10. “Equilibrium itself has rarely been observed in real life — market prices have a notorious habit of fluctuating.” Equilibrium is a bedrock assumption of most macroeconomists and Soros is of the view that equilibrium is a delusional fantasy.  Equilibrium as an assumption makes the math beautiful but it does not jibe with reality. Soros has said: “Economic thinking needs to begin addressing real-world policy questions rather than simply creating more mathematical equations.” Soros does not adopt a rational agent thesis in formulating his views. For example, “When a long-term trend loses its momentum, short-term volatility tends to rise. It is easy to see why that should be so: the trend-following crowd is disoriented.” Soros also believes: “Boom-bust processes are asymmetric in shape: a long, gradually accelerating boom is followed by a short and sharp bust.”

 

11. “Economic history is a never-ending series of episodes based on falsehoods and lies, not truths.” The ability to create a narrative explanation of the past does not mean that the explanation is correct or the basis for a thesis which can predict the future.  This human dysfunction is “hindsight bias” at work.

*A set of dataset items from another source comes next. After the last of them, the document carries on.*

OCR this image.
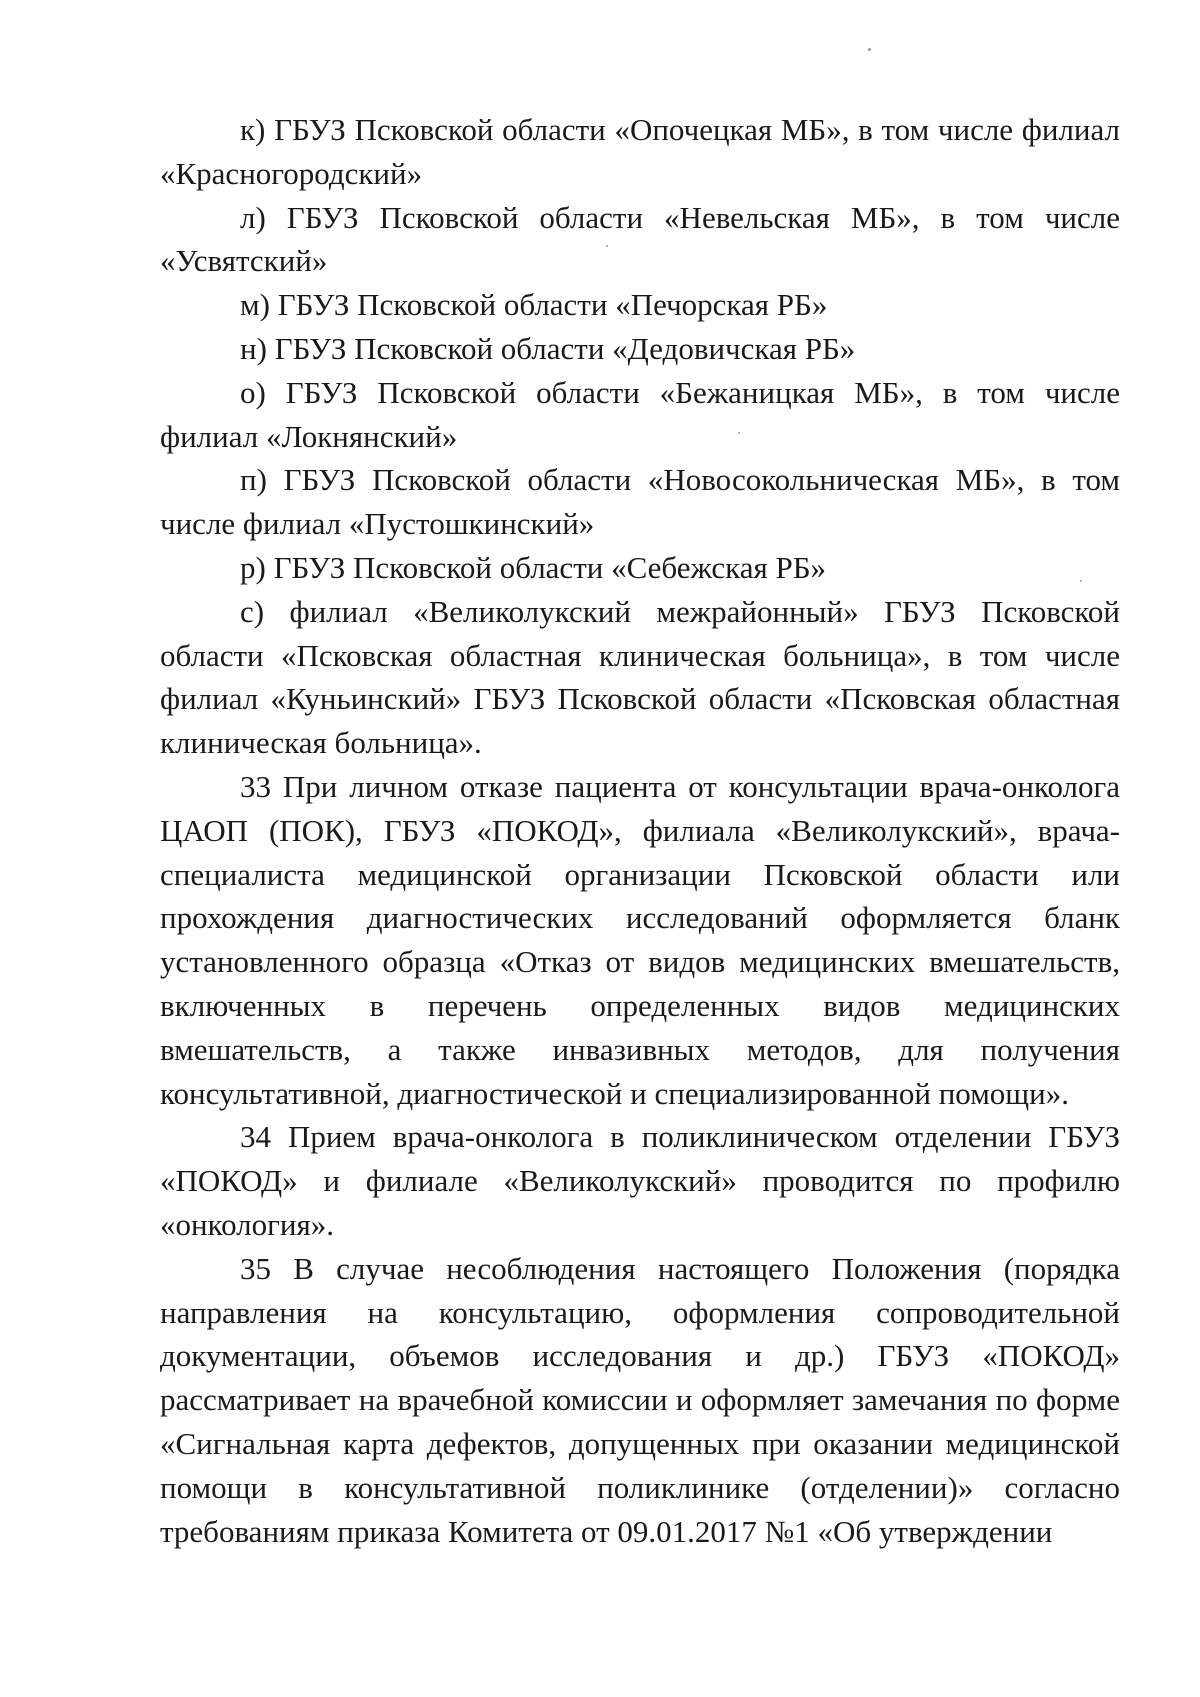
к) ГБУЗ Псковской области «Опочецкая МБ», в том числе филиал «Красногородский»

л) ГБУЗ Псковской области «Невельская МБ», в том числе «Усвятский»

м) ГБУЗ Псковской области «Печорская РБ»

н) ГБУЗ Псковской области «Дедовичская РБ»

о) ГБУЗ Псковской области «Бежаницкая МБ», в том числе филиал «Локнянский»

п) ГБУЗ Псковской области «Новосокольническая МБ», в том числе филиал «Пустошкинский»

р) ГБУЗ Псковской области «Себежская РБ»

с) филиал «Великолукский межрайонный» ГБУЗ Псковской области «Псковская областная клиническая больница», в том числе филиал «Куньинский» ГБУЗ Псковской области «Псковская областная клиническая больница».

33 При личном отказе пациента от консультации врача-онколога ЦАОП (ПОК), ГБУЗ «ПОКОД», филиала «Великолукский», врача-специалиста медицинской организации Псковской области или прохождения диагностических исследований оформляется бланк установленного образца «Отказ от видов медицинских вмешательств, включенных в перечень определенных видов медицинских вмешательств, а также инвазивных методов, для получения консультативной, диагностической и специализированной помощи».

34 Прием врача-онколога в поликлиническом отделении ГБУЗ «ПОКОД» и филиале «Великолукский» проводится по профилю «онкология».

35 В случае несоблюдения настоящего Положения (порядка направления на консультацию, оформления сопроводительной документации, объемов исследования и др.) ГБУЗ «ПОКОД» рассматривает на врачебной комиссии и оформляет замечания по форме «Сигнальная карта дефектов, допущенных при оказании медицинской помощи в консультативной поликлинике (отделении)» согласно требованиям приказа Комитета от 09.01.2017 №1 «Об утверждении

Soros said recently: “Economic theory has to be rethought from the ground up, because the prevailing paradigm of the efficient-market hypothesis, rational-choice theory, has actually run into bankruptcy very similar to the bankruptcy of the global financial system after Lehman Brothers.”

 

12. “I’m only rich because I know when I’m wrong…. I basically have survived by recognizing my mistakes.” and “Once we realize that imperfect understanding is the human condition there is no shame in being wrong, only in failing to correct our mistakes.” This speaks for itself.